Large oil tanker vessel navigating through harbor waters on clear day
© Paul Harrison; CC BY-SA 4.0 via Wikimedia Commons
Prices & Markets·Wednesday, July 1, 2026

WTI Falls to $68.08 as Stranded Hormuz Tankers Carry Existing Inventory Rather Than New Iranian Crude

WTI crude fell to $68.08 and Brent to $71.18 on July 1 as analysts found tankers exiting the Strait of Hormuz carry stranded oil, not new Iranian production.

WTI crude fell to $68.08 per barrel on Tuesday, down $1.42 or 2.04 percent from the prior session, as traders priced in expectations of rising global supply following the 60-day U.S.-Iran ceasefire. Brent crude dropped to $71.18 per barrel, a decline of $1.77 or 2.43 percent. Both prices fell despite the ceasefire that markets had expected to unlock supply, reflecting a more complex reality on the Strait of Hormuz.

Stranded Vessels, Not New Production

ING analysts identified a distinction that markets initially overlooked: most tankers now exiting the Strait of Hormuz had been stranded during the conflict rather than loaded with fresh Iranian crude. Estimates from market analysts cited by OilPrice.com put the stranded vessel inventory at 90 to 100 million barrels. That volume, if released over the 60-day ceasefire window, translates to an exit rate of 1.5 to 1.67 million barrels per day from previously stranded ships, not from incremental Iranian production.

ING data showed inbound vessel traffic to the Gulf remained substantially lower than the rate of departures. Analysts described the Strait as remaining "half-open, half-closed." Insurance and security concerns kept some shippers from committing new cargoes to the Gulf, even with the ceasefire in place. Iran also struck a commercial ship near Oman during the ceasefire period, adding to shipper caution.
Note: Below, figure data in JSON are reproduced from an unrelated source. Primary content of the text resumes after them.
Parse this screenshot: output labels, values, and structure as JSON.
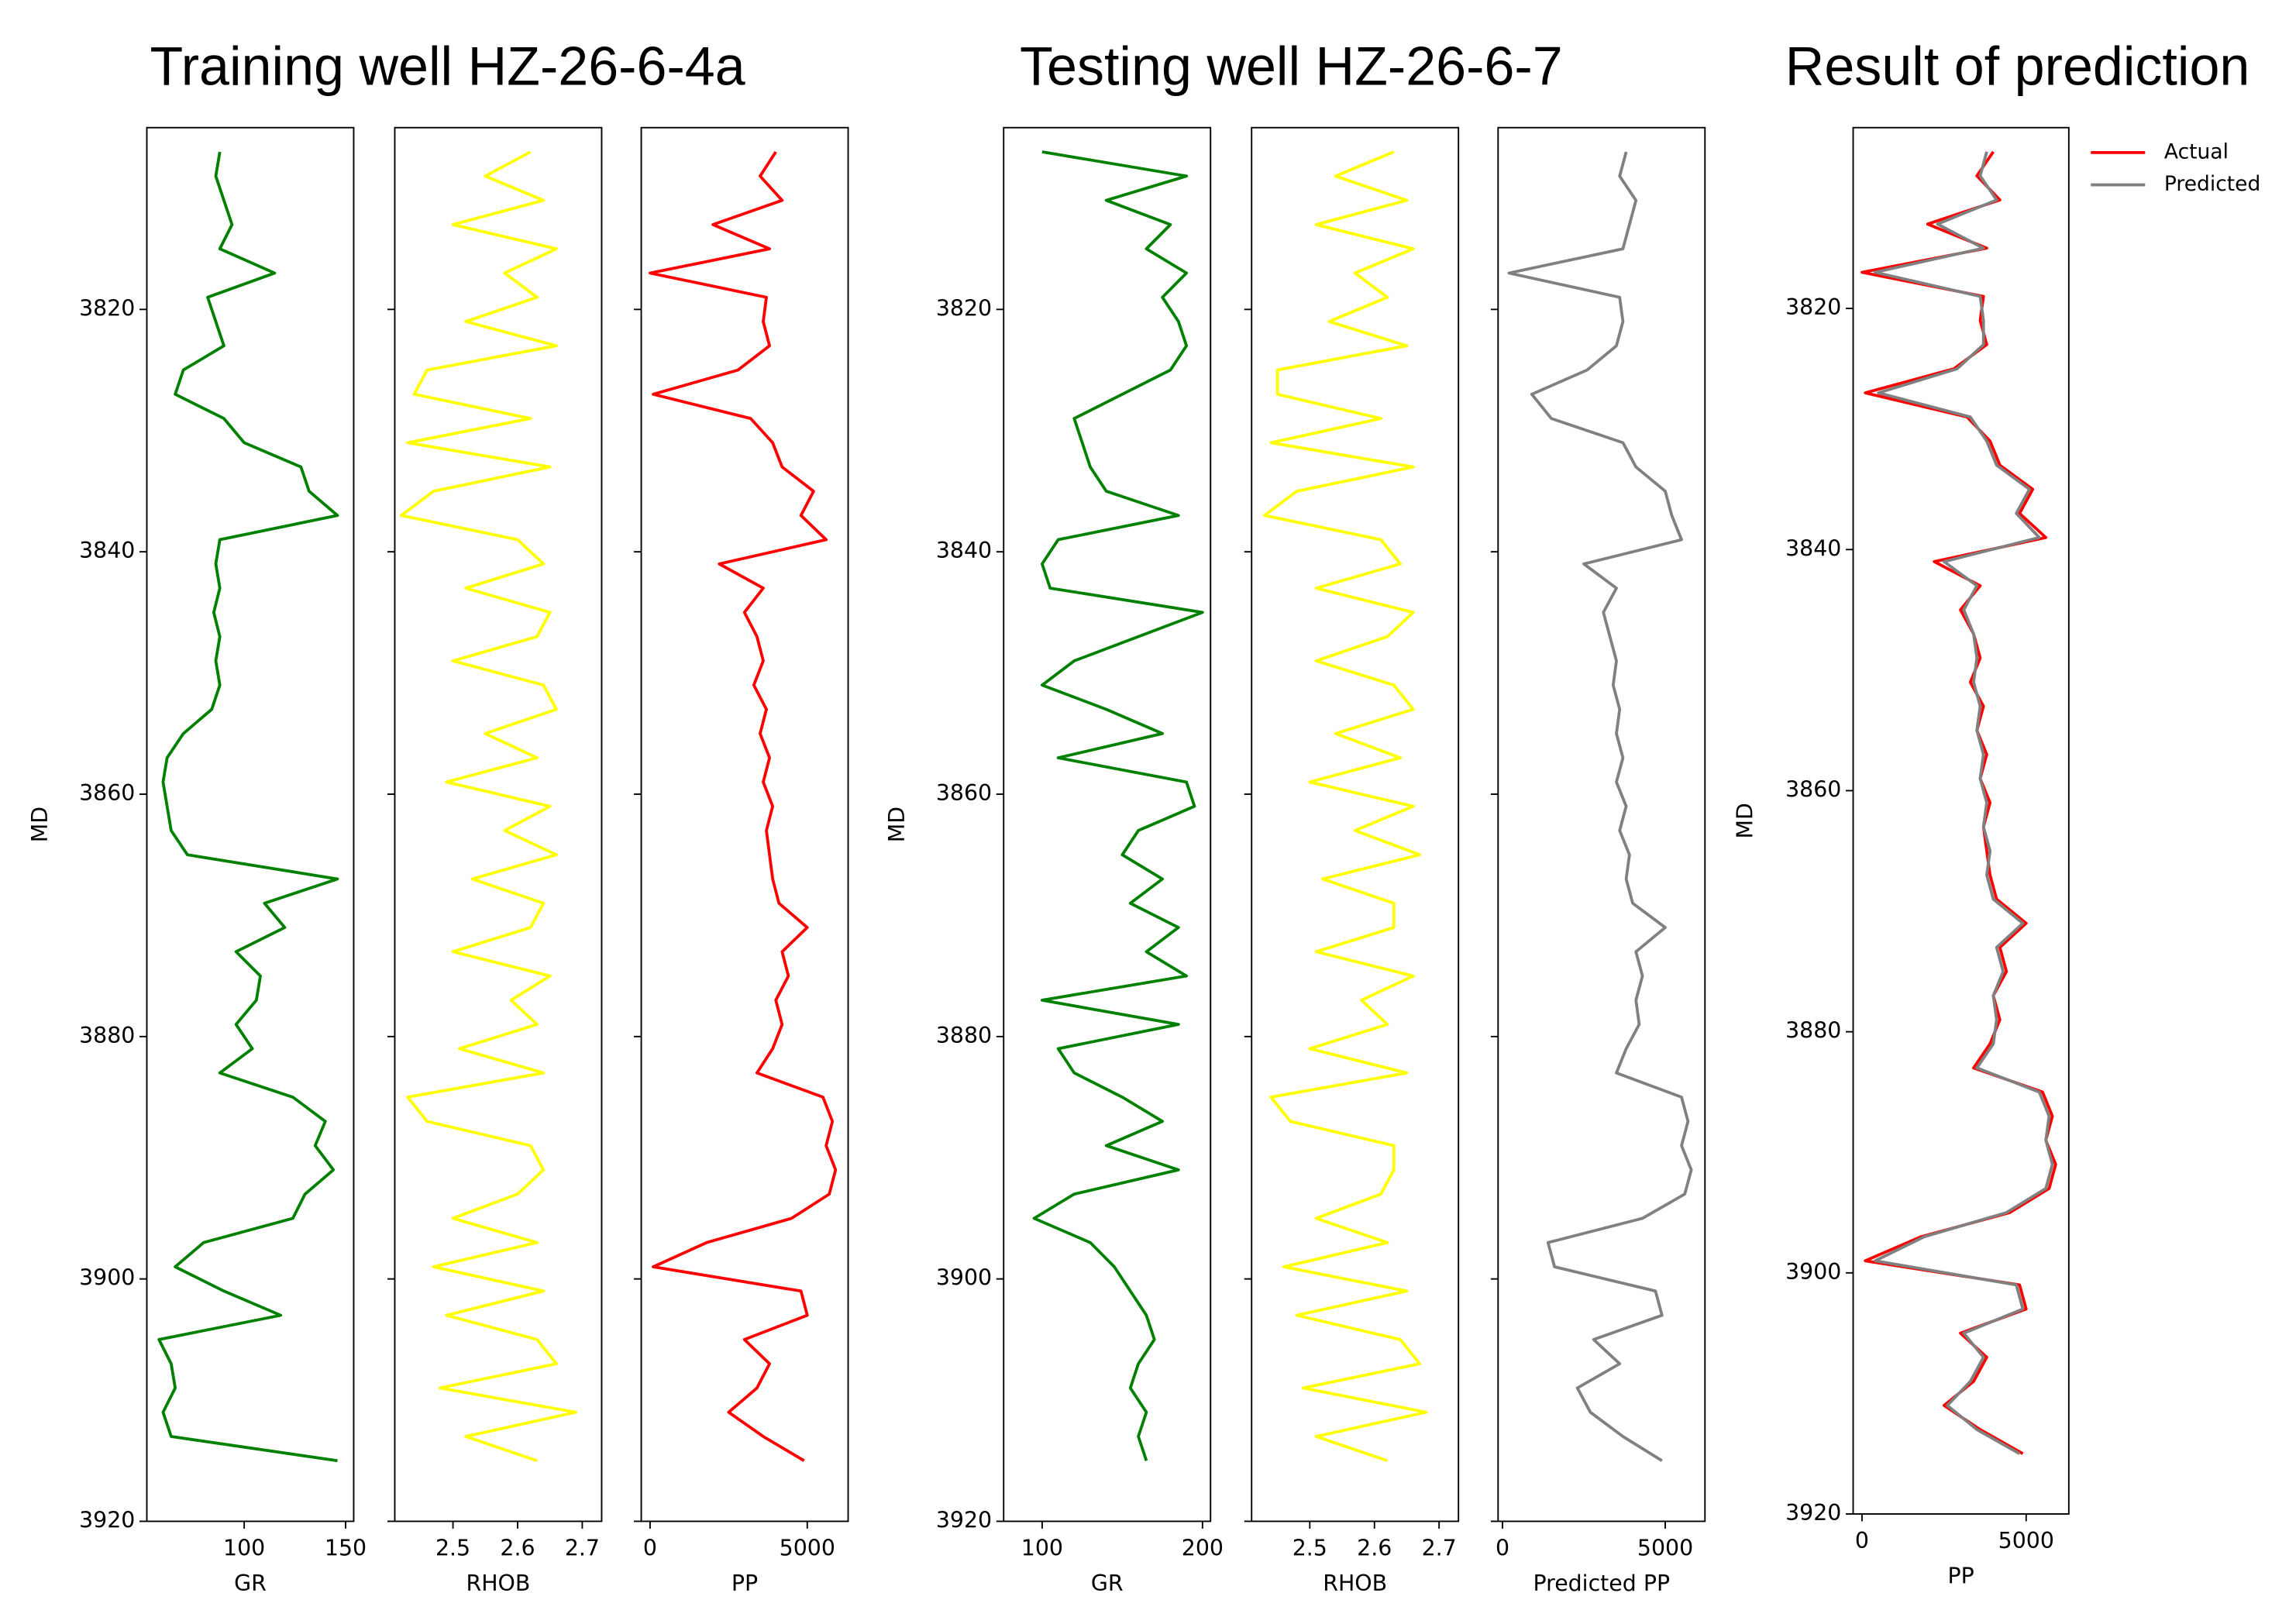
{
  "chart_data": [
    {
      "type": "line",
      "title": "Training well HZ-26-6-4a",
      "ylabel": "MD",
      "ylim": [
        3920,
        3805
      ],
      "yticks": [
        3820,
        3840,
        3860,
        3880,
        3900,
        3920
      ],
      "y": [
        3807,
        3809,
        3811,
        3813,
        3815,
        3817,
        3819,
        3821,
        3823,
        3825,
        3827,
        3829,
        3831,
        3833,
        3835,
        3837,
        3839,
        3841,
        3843,
        3845,
        3847,
        3849,
        3851,
        3853,
        3855,
        3857,
        3859,
        3861,
        3863,
        3865,
        3867,
        3869,
        3871,
        3873,
        3875,
        3877,
        3879,
        3881,
        3883,
        3885,
        3887,
        3889,
        3891,
        3893,
        3895,
        3897,
        3899,
        3901,
        3903,
        3905,
        3907,
        3909,
        3911,
        3913,
        3915
      ],
      "tracks": [
        {
          "xlabel": "GR",
          "xlim": [
            52,
            154
          ],
          "xticks": [
            100,
            150
          ],
          "series": [
            {
              "color": "#008000",
              "values": [
                88,
                86,
                90,
                94,
                88,
                115,
                82,
                86,
                90,
                70,
                66,
                90,
                100,
                128,
                132,
                146,
                88,
                86,
                88,
                85,
                88,
                86,
                88,
                84,
                70,
                62,
                60,
                62,
                64,
                72,
                146,
                110,
                120,
                96,
                108,
                106,
                96,
                104,
                88,
                124,
                140,
                135,
                144,
                130,
                124,
                80,
                66,
                90,
                118,
                58,
                64,
                66,
                60,
                64,
                146
              ]
            }
          ]
        },
        {
          "xlabel": "RHOB",
          "xlim": [
            2.41,
            2.73
          ],
          "xticks": [
            2.5,
            2.6,
            2.7
          ],
          "series": [
            {
              "color": "#ffff00",
              "values": [
                2.62,
                2.55,
                2.64,
                2.5,
                2.66,
                2.58,
                2.63,
                2.52,
                2.66,
                2.46,
                2.44,
                2.62,
                2.43,
                2.65,
                2.47,
                2.42,
                2.6,
                2.64,
                2.52,
                2.65,
                2.63,
                2.5,
                2.64,
                2.66,
                2.55,
                2.63,
                2.49,
                2.65,
                2.58,
                2.66,
                2.53,
                2.64,
                2.62,
                2.5,
                2.65,
                2.59,
                2.63,
                2.51,
                2.64,
                2.43,
                2.46,
                2.62,
                2.64,
                2.6,
                2.5,
                2.63,
                2.47,
                2.64,
                2.49,
                2.63,
                2.66,
                2.48,
                2.69,
                2.52,
                2.63
              ]
            }
          ]
        },
        {
          "xlabel": "PP",
          "xlim": [
            -280,
            6300
          ],
          "xticks": [
            0,
            5000
          ],
          "series": [
            {
              "color": "#ff0000",
              "values": [
                4000,
                3500,
                4200,
                2000,
                3800,
                0,
                3700,
                3600,
                3800,
                2800,
                100,
                3200,
                3900,
                4200,
                5200,
                4800,
                5600,
                2200,
                3600,
                3000,
                3400,
                3600,
                3300,
                3700,
                3500,
                3800,
                3600,
                3900,
                3700,
                3800,
                3900,
                4100,
                5000,
                4200,
                4400,
                4000,
                4200,
                3900,
                3400,
                5500,
                5800,
                5600,
                5900,
                5700,
                4500,
                1800,
                100,
                4800,
                5000,
                3000,
                3800,
                3400,
                2500,
                3600,
                4900
              ]
            }
          ]
        }
      ]
    },
    {
      "type": "line",
      "title": "Testing well HZ-26-6-7",
      "ylabel": "MD",
      "ylim": [
        3920,
        3805
      ],
      "yticks": [
        3820,
        3840,
        3860,
        3880,
        3900,
        3920
      ],
      "y": [
        3807,
        3809,
        3811,
        3813,
        3815,
        3817,
        3819,
        3821,
        3823,
        3825,
        3827,
        3829,
        3831,
        3833,
        3835,
        3837,
        3839,
        3841,
        3843,
        3845,
        3847,
        3849,
        3851,
        3853,
        3855,
        3857,
        3859,
        3861,
        3863,
        3865,
        3867,
        3869,
        3871,
        3873,
        3875,
        3877,
        3879,
        3881,
        3883,
        3885,
        3887,
        3889,
        3891,
        3893,
        3895,
        3897,
        3899,
        3901,
        3903,
        3905,
        3907,
        3909,
        3911,
        3913,
        3915
      ],
      "tracks": [
        {
          "xlabel": "GR",
          "xlim": [
            76,
            205
          ],
          "xticks": [
            100,
            200
          ],
          "series": [
            {
              "color": "#008000",
              "values": [
                100,
                190,
                140,
                180,
                165,
                190,
                175,
                185,
                190,
                180,
                150,
                120,
                125,
                130,
                140,
                185,
                110,
                100,
                105,
                200,
                160,
                120,
                100,
                140,
                175,
                110,
                190,
                195,
                160,
                150,
                175,
                155,
                185,
                165,
                190,
                100,
                185,
                110,
                120,
                150,
                175,
                140,
                185,
                120,
                95,
                130,
                145,
                155,
                165,
                170,
                160,
                155,
                165,
                160,
                165
              ]
            }
          ]
        },
        {
          "xlabel": "RHOB",
          "xlim": [
            2.41,
            2.73
          ],
          "xticks": [
            2.5,
            2.6,
            2.7
          ],
          "series": [
            {
              "color": "#ffff00",
              "values": [
                2.63,
                2.54,
                2.65,
                2.51,
                2.66,
                2.57,
                2.62,
                2.53,
                2.65,
                2.45,
                2.45,
                2.61,
                2.44,
                2.66,
                2.48,
                2.43,
                2.61,
                2.64,
                2.51,
                2.66,
                2.62,
                2.51,
                2.63,
                2.66,
                2.54,
                2.64,
                2.5,
                2.66,
                2.57,
                2.67,
                2.52,
                2.63,
                2.63,
                2.51,
                2.66,
                2.58,
                2.62,
                2.5,
                2.65,
                2.44,
                2.47,
                2.63,
                2.63,
                2.61,
                2.51,
                2.62,
                2.46,
                2.65,
                2.48,
                2.64,
                2.67,
                2.49,
                2.68,
                2.51,
                2.62
              ]
            }
          ]
        },
        {
          "xlabel": "Predicted PP",
          "xlim": [
            -135,
            6220
          ],
          "xticks": [
            0,
            5000
          ],
          "series": [
            {
              "color": "#808080",
              "values": [
                3800,
                3600,
                4100,
                3900,
                3700,
                200,
                3600,
                3700,
                3500,
                2600,
                900,
                1500,
                3700,
                4100,
                5000,
                5200,
                5500,
                2500,
                3500,
                3100,
                3300,
                3500,
                3400,
                3600,
                3500,
                3700,
                3500,
                3800,
                3600,
                3900,
                3800,
                4000,
                5000,
                4100,
                4300,
                4100,
                4200,
                3800,
                3500,
                5500,
                5700,
                5500,
                5800,
                5600,
                4300,
                1400,
                1600,
                4700,
                4900,
                2800,
                3600,
                2300,
                2700,
                3700,
                4900
              ]
            }
          ]
        }
      ]
    },
    {
      "type": "line",
      "title": "Result of prediction",
      "ylabel": "MD",
      "ylim": [
        3920,
        3805
      ],
      "yticks": [
        3820,
        3840,
        3860,
        3880,
        3900,
        3920
      ],
      "legend": "outside upper right",
      "y": [
        3807,
        3809,
        3811,
        3813,
        3815,
        3817,
        3819,
        3821,
        3823,
        3825,
        3827,
        3829,
        3831,
        3833,
        3835,
        3837,
        3839,
        3841,
        3843,
        3845,
        3847,
        3849,
        3851,
        3853,
        3855,
        3857,
        3859,
        3861,
        3863,
        3865,
        3867,
        3869,
        3871,
        3873,
        3875,
        3877,
        3879,
        3881,
        3883,
        3885,
        3887,
        3889,
        3891,
        3893,
        3895,
        3897,
        3899,
        3901,
        3903,
        3905,
        3907,
        3909,
        3911,
        3913,
        3915
      ],
      "tracks": [
        {
          "xlabel": "PP",
          "xlim": [
            -270,
            6300
          ],
          "xticks": [
            0,
            5000
          ],
          "series": [
            {
              "name": "Actual",
              "color": "#ff0000",
              "values": [
                4000,
                3500,
                4200,
                2000,
                3800,
                0,
                3700,
                3600,
                3800,
                2800,
                100,
                3200,
                3900,
                4200,
                5200,
                4800,
                5600,
                2200,
                3600,
                3000,
                3400,
                3600,
                3300,
                3700,
                3500,
                3800,
                3600,
                3900,
                3700,
                3800,
                3900,
                4100,
                5000,
                4200,
                4400,
                4000,
                4200,
                3900,
                3400,
                5500,
                5800,
                5600,
                5900,
                5700,
                4500,
                1800,
                100,
                4800,
                5000,
                3000,
                3800,
                3400,
                2500,
                3600,
                4900
              ]
            },
            {
              "name": "Predicted",
              "color": "#808080",
              "values": [
                3800,
                3600,
                4100,
                2300,
                3700,
                400,
                3600,
                3700,
                3700,
                2900,
                500,
                3300,
                3800,
                4100,
                5100,
                4700,
                5400,
                2500,
                3500,
                3100,
                3400,
                3500,
                3400,
                3600,
                3500,
                3700,
                3600,
                3800,
                3700,
                3900,
                3800,
                4000,
                4900,
                4100,
                4300,
                4000,
                4100,
                4000,
                3500,
                5400,
                5700,
                5600,
                5800,
                5600,
                4400,
                1900,
                400,
                4700,
                4900,
                3100,
                3700,
                3300,
                2600,
                3500,
                4800
              ]
            }
          ]
        }
      ]
    }
  ]
}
Goldman Sachs Reverses from $82 Q3 Brent Target to 2027 Supply Glut Warning

Goldman Sachs had previously forecast Brent at $82 per barrel for the third quarter of 2026, as Oil Authority reported when WTI settled at $70.56 on the ceasefire announcement. Goldman has since reversed course, warning that oil inventory rebuilds will not prevent a supply surplus from developing through 2027. The bank cited anticipated Iranian supply growth and OPEC+ production increases as the primary drivers of its revised bearish outlook.

Morgan Stanley also cut its Brent forecast to $75 per barrel, a figure already below where Brent traded before Tuesday's decline. With Brent at $71.18, the market sits $3.82 below the Morgan Stanley target. The gap between those forecasts and Tuesday's prices illustrates how quickly the supply surge narrative moved ahead of actual production and export data.

WCS Differential and Canadian Heavy Oil Exposure

Western Canadian Select crude was priced at $57.15 per barrel based on the most recent available benchmark data from OilPrice.com, implying a WCS-to-WTI discount of $10.93 per barrel at current levels. The WCS differential reflects transportation costs to tidewater, heavy oil quality adjustments, and Canadian pipeline capacity constraints. As Oil Authority previously reported, a wide WCS discount compounds Alberta government revenue pressure because provincial royalties are calculated on realized wellhead values, not WTI.

The convergence of WTI at $68.08 and WCS at $57.15 reflects dual-sided pressure: global crude benchmarks falling on ceasefire supply expectations, while Canadian heavy crude carries an additional quality and logistics discount. For Alberta producers without pipeline hedges or diluent cost advantages, the effective netback at $57.15 per barrel is well below WTI-based breakeven assumptions used in many capital plans. OilPrice.com reported WCS at a 14-hour data delay, which may not fully reflect Tuesday's intraday price action.

Market Skepticism About the Declared Supply Increase

OilPrice.com summarized the market dynamics with the headline "Oil Markets Are Pricing A Supply Surge That Isn't Guaranteed." The article noted that the supply increase from a ceasefire depends on inbound vessel flows loading at Iranian terminals, not outbound flows of previously stranded ships. Traders who sold crude on ceasefire optimism may be positioned ahead of actual production and export data. Goldman Sachs' pivot to a 2027 supply glut warning reflects the same skepticism about near-term supply certainty, even as it acknowledges longer-run output growth pressures.

Sources and methodology

Oil Authority synthesis: The stranded vessel daily outflow rate (1.5 to 1.67 Mbpd over 60 days from 90 to 100 million barrels) was derived by Oil Authority using analyst estimates reported by OilPrice.com. The WCS-to-WTI differential of $10.93 per barrel was calculated from the WCS price of $57.15 and the WTI price of $68.08, both sourced from OilPrice.com on July 1, 2026. The $3.82 per barrel gap between the Morgan Stanley $75 Brent forecast and Tuesday's $71.18 Brent price was calculated by Oil Authority.